Furthermore, numerous references have been made to patents and printed publications throughout this specification. Each of the above-cited references and printed publications are individually incorporated herein by reference in their entirety.

In closing, it is to be understood that the embodiments of the invention disclosed herein are illustrative of the principles of the present invention. Other modifications that may be employed are within the scope of the invention. Thus, by way of example, but not of limitation, alternative configurations of the present invention may be utilized in accordance with the teachings herein. For example, while all embodiments described herein are directed to human patients, the teachings of the present disclosure can likewise be utilized by veterinarians to treat excessive cerumen buildup in domesticated mammals, such as a canine or feline patient.

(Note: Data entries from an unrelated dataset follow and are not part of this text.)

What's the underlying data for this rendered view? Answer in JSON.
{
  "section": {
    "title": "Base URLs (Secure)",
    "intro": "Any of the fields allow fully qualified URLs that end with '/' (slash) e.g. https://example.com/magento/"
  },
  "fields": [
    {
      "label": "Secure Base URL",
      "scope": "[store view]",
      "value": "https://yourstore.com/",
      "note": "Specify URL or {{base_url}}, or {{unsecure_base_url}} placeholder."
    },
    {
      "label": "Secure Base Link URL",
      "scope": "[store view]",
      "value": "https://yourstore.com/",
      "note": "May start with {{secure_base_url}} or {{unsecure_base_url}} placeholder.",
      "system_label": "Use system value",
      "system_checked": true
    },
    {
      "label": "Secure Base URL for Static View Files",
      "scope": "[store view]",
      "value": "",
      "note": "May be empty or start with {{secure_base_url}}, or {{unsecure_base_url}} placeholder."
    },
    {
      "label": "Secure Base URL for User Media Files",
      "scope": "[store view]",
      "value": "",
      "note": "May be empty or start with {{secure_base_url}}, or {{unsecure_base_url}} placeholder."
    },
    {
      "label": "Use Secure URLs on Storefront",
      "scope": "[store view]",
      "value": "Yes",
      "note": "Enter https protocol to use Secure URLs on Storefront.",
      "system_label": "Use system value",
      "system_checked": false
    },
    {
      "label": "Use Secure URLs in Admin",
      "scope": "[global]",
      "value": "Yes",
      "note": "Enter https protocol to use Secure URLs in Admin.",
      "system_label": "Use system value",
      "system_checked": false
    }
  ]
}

Accordingly, the present invention is not limited to that precisely as shown and described.

Claims

1. A method for treating excessive cerumen secretion in a patient in need thereof, comprising the step of locally administering a therapeutically effective amount of a botulinum toxin to or at least a portion of an ear canal surface of the patient, thereby treating the excessive cerumen secretion.

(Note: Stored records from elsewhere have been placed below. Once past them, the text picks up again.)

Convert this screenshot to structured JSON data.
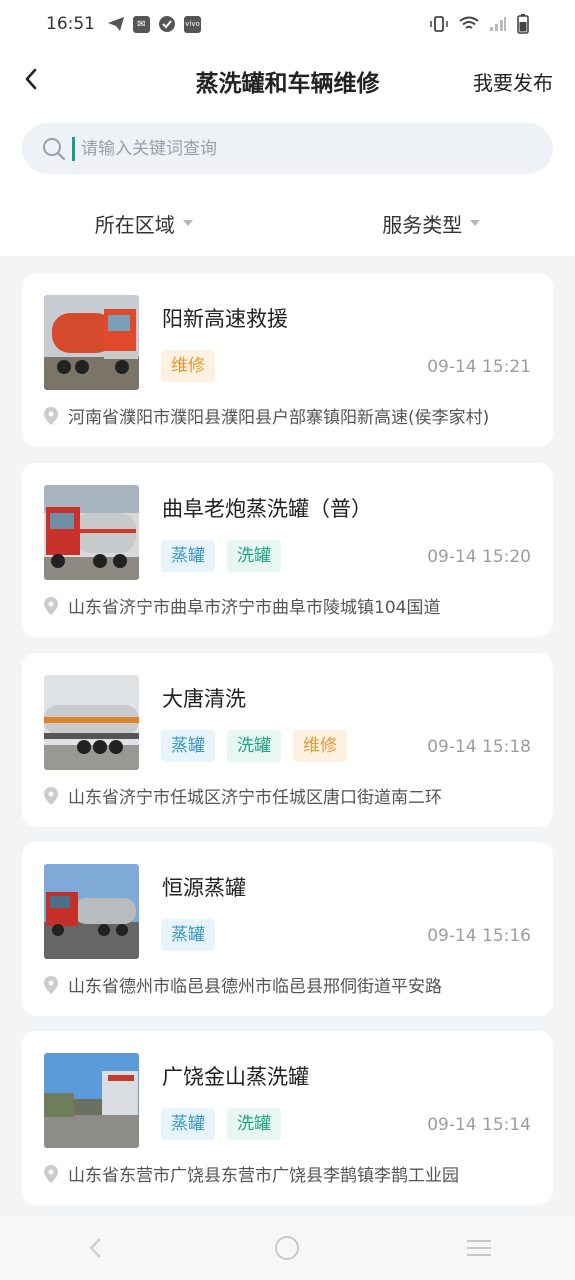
{
  "status_bar": {
    "time": "16:51",
    "app_icons": [
      "telegram-icon",
      "message-icon",
      "check-icon",
      "vivo-icon"
    ],
    "right_icons": [
      "vibrate-icon",
      "wifi-icon",
      "signal-icon",
      "battery-icon"
    ]
  },
  "header": {
    "title": "蒸洗罐和车辆维修",
    "publish_label": "我要发布"
  },
  "search": {
    "placeholder": "请输入关键词查询",
    "value": ""
  },
  "filters": [
    {
      "label": "所在区域"
    },
    {
      "label": "服务类型"
    }
  ],
  "tag_colors": {
    "蒸罐": "#3a97c9",
    "洗罐": "#21a682",
    "维修": "#e39a33"
  },
  "listings": [
    {
      "name": "阳新高速救援",
      "tags": [
        "维修"
      ],
      "time": "09-14 15:21",
      "address": "河南省濮阳市濮阳县濮阳县户部寨镇阳新高速(侯李家村)",
      "image": "red-tanker-truck"
    },
    {
      "name": "曲阜老炮蒸洗罐（普）",
      "tags": [
        "蒸罐",
        "洗罐"
      ],
      "time": "09-14 15:20",
      "address": "山东省济宁市曲阜市济宁市曲阜市陵城镇104国道",
      "image": "red-tanker-truck-warehouse"
    },
    {
      "name": "大唐清洗",
      "tags": [
        "蒸罐",
        "洗罐",
        "维修"
      ],
      "time": "09-14 15:18",
      "address": "山东省济宁市任城区济宁市任城区唐口街道南二环",
      "image": "silver-tank-trailer"
    },
    {
      "name": "恒源蒸罐",
      "tags": [
        "蒸罐"
      ],
      "time": "09-14 15:16",
      "address": "山东省德州市临邑县德州市临邑县邢侗街道平安路",
      "image": "red-truck-tanker-road"
    },
    {
      "name": "广饶金山蒸洗罐",
      "tags": [
        "蒸罐",
        "洗罐"
      ],
      "time": "09-14 15:14",
      "address": "山东省东营市广饶县东营市广饶县李鹊镇李鹊工业园",
      "image": "street-building"
    }
  ],
  "nav_bar": [
    "back-nav-icon",
    "home-nav-icon",
    "menu-nav-icon"
  ]
}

2. The method according to claim 1 wherein said excessive cerumen secretion results in conductive hearing loss.

4. The method according to claim 1 wherein said excessive cerumen secretion elicits pain as a result of excessive build-up of cerumen in the ear canal of said patient.

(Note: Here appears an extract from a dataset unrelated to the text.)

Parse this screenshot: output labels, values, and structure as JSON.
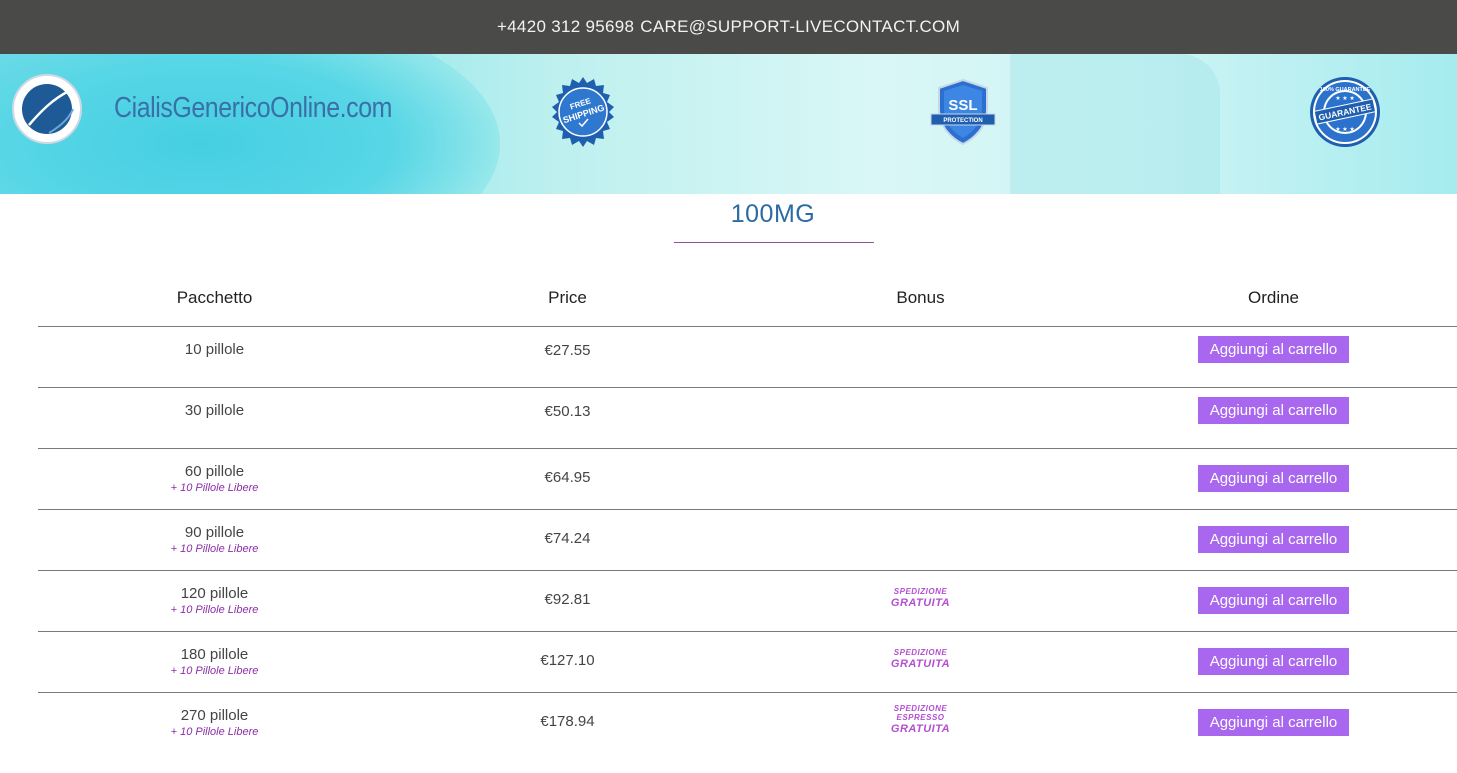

5. The method according to claim 1 wherein said botulinum toxin is selected from the group consisting of types A, B, C1, D, E, F and G.

6. The method according to claim 5 wherein said botulinum toxin is botulinum toxin type A and is administered in an amount between about 1 to about 2500 units.

7. The method according to claim 5 wherein said botulinum toxin type B is administered at between about 50 units and about 20,000 units.

8. The method according to claim 1 wherein said local administration is transdermal administration.

9. The method according to claim 1 wherein said local administration is subcutaneous administration.

10. The method according to claim 1 wherein said local administration is intradermal administration.

11. A method for reducing cerumen secreted in at least a portion of an ear canal in a patient in need thereof, comprising the step of locally administering a therapeutically effective amount of a botulinum toxin to least a portion of an ear canal of the patient, thereby reducing the amount of cerumen secreted.

12. The method according to claim 11 wherein said botulinum toxin is selected from the group consisting of types A, B, C1, D, E, F and G.

13. The method according to claim 12 wherein said botulinum toxin is botulinum toxin type A or type B.

14. The method according to claim 13 wherein said botulinum toxin type A is administered at between about 1 unit and about 2500 units.

15. The method according to claim 11 wherein said local administration is selected from the group consisting of transdermal, subcutaneous and intradermal administration.

16. The method of claim 11, further comprising the step of irrigating the ear canal of the patient.

17. The method of claim 11, further comprising the step of administering an antibiotic to the ear canal.

18. The method of claim 11, further comprising the step of administering an anesthetic to the ear canal.

19. A method for treating conductive hearing loss in a patient in need thereof, comprising the step of locally administering between about 1 unit and about 2000 units of botulinum toxin type A or about 50 to about 5000 units of botulinum toxin type B to at least a portion of an ear canal of said patient, thereby reducing cerumen secretion and resultant build-up and treating conductive hearing loss.

20. A method for reducing outer ear pain as a result of excess cerumen build-up in at least a portion of an ear canal of a patient in need thereof, comprising the step of locally administering between about 1 unit and about 2000 units of botulinum toxin type A to the ear canal of said patient, thereby reducing the outer ear pain.